Il terzo pilastro per uscire dalla quarantena della fiducia
sabato 10 ottobre 2020

La più profonda recessione economica dal Dopoguerra non si può affrontare unicamente mettendo in campo incentivi e finanza, perché non bastano i trasferimenti a generare le trasformazioni. Abbiamo bisogno di ammodernare il Paese, rendendolo più resiliente, sostenibile e competitivo, ma anche di trasformarlo profondamente rilanciando la speranza di molti invece di un vago e strumentale ottimismo di pochi eletti. Perché ciò accada occorre liberare la fiducia dalla 'quarantena' dentro a cui è confinata da troppo tempo, ancor prima della crisi sanitaria provocata dalla pandemia di Covid-19.

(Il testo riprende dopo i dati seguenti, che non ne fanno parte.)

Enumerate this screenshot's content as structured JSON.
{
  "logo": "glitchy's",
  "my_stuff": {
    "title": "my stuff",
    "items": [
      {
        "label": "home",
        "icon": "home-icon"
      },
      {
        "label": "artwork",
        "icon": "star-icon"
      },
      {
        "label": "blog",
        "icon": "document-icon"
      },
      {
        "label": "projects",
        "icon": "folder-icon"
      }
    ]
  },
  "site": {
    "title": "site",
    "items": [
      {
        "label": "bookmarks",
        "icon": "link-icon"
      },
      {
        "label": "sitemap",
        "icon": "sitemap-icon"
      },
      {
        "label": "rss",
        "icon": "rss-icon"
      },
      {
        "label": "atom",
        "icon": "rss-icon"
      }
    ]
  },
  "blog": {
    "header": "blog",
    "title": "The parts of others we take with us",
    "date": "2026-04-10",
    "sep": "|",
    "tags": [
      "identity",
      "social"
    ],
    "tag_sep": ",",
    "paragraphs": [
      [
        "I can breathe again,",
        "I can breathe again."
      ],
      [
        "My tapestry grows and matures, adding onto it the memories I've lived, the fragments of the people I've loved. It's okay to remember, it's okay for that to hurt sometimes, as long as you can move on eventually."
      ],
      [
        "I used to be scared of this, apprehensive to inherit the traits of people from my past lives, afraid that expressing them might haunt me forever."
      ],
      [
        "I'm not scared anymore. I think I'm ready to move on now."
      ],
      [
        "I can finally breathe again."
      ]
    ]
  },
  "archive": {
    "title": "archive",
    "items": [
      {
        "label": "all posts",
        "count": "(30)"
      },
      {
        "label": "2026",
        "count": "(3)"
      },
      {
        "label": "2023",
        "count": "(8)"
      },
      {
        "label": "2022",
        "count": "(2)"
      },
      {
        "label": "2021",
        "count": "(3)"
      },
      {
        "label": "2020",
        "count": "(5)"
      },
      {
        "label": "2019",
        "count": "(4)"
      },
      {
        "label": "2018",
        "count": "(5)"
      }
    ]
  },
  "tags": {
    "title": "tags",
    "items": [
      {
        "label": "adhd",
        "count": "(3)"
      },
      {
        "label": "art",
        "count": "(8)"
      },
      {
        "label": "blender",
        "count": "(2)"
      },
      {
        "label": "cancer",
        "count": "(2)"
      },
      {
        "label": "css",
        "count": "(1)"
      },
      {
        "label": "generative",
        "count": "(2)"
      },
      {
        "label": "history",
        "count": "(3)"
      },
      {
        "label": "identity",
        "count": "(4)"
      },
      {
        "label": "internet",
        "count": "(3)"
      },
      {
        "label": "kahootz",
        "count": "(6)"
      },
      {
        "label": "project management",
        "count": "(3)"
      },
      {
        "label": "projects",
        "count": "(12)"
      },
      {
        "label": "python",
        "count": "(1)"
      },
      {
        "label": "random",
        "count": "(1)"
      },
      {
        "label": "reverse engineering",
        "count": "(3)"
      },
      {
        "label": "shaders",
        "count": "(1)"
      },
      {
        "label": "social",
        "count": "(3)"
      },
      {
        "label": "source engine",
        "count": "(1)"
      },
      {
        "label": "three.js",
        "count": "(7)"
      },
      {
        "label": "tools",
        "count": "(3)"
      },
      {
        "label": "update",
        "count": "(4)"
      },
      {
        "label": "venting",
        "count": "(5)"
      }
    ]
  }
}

Un contributo originale e decisivo per rompere la 'latenza' dentro cui l’Italia si trova, può certamente arrivare da nuove forme di produzione e redistribuzione del valore da attuare mediante un maggior coinvolgimento della società, di quel Terzo Pilastro (Raghuram G. Rajan) per troppo tempo confinato nella sfera della 'riparazione'. È questa la proposta intorno alla quale si concentrano le riflessioni della XX edizione delle Giornate di Bertinoro per l’Economia Civile promosse da Aiccon (quest’anno fruibili in digitale e alle quali si sono iscritte oltre 1.200 persone). È infatti impensabile affrontare la complessità dei dilemmi della contemporaneità senza la biodiversità contributiva di ciò che eccede fra Stato e Mercato, tanto l’ambiente, quanto la salute e la coesione non possono fare a meno di un pilastro come la comunità, sarebbero orfani di un elemento vitale e trasformativo.

Non possiamo pensare di distillare la socialità e la coesione in modo verticistico. Serve il coraggio per attivare un’azione corale, una convergenza capace di generare una nuova offerta di beni e servizi (ad alto valore sociale e densi di tecnologia) per una domanda che si farà sempre più forte e intensa. Tanto il welfare nella prospettiva di un’assistenza fondata sulla comunità ( community centered care), quanto l’economia in una prospettiva inclusiva richiedono nuovi paradigmi. Siamo sicuri che la crescita e la sostenibilità si possano raggiungere senza adeguate infrastrutture sociali e senza l’apporto deliberativo e contributivo di tutta quella moltitudine di soggetti che compongono il tessuto sociale e civile del Paese? Rilanciare il 'Terzo Pilastro' italiano non significa fare apologia del valore del Terzo settore e della cooperazione, ma incorporare il valore della conversazione, dell’intelligenza collettiva, dei beni comuni, del mutualismo e dell’imprenditorialità sociale dentro (e non 'a lato' o 'dopo') le politiche, quelle vere. La potenza trasformativa di questa visione 'inclusiva' trova nel nostro Paese non solo le proprie radici (Economia civile), ma anche numerosi casi che restituiscono le prove che le cose possono cambiare veramente. Le sfide sociali a cui siamo chiamati sono dilemmi che chiedono non solo «un orizzonte e uno scopo», ma anche un alto grado di interdipendenza e fiducia fra i cittadini e fra questi ultimi e le istituzioni.

In questa fase di transizione, tanto le scelte economiche quanto quelle politiche rischiano di fallire velocemente non perché sbagliate, ma perché non hanno il sottostante che le sostiene, ossia la fiducia. Lo stesso può dirsi per quel che riguarda la globalizzazione e il digitale, che, senza una ri-composizione con il valore dei luoghi, rischiano di slegare e divaricare ulteriormente il senso di appartenenza di un popolo. Ora che la sfida ai cambiamenti climatici sta muovendo e trasformando il mercato non dobbiamo perdere l’occasione di mettere al centro il potenziamento e la capacitazione di comunità aperte. L’economia, come l’umanità, fiorisce dentro una dimensione relazionale dove al centro risiedono comportamenti e norme sociali e non solo un governo e un mercato efficienti. Nell’economia del 'dopo' economia e welfare devono essere ricomposti, attraverso politiche e strategie che coltivino una nuova convergenza e rilanciano un neo-mutualismo che socializzi i desideri e le aspirazioni e non solo i bisogni. Occorre fare sul serio, non basta più misurare il Bene del valore prodotto, è arrivato il tempo di dare Valore al Bene che si vuol generare.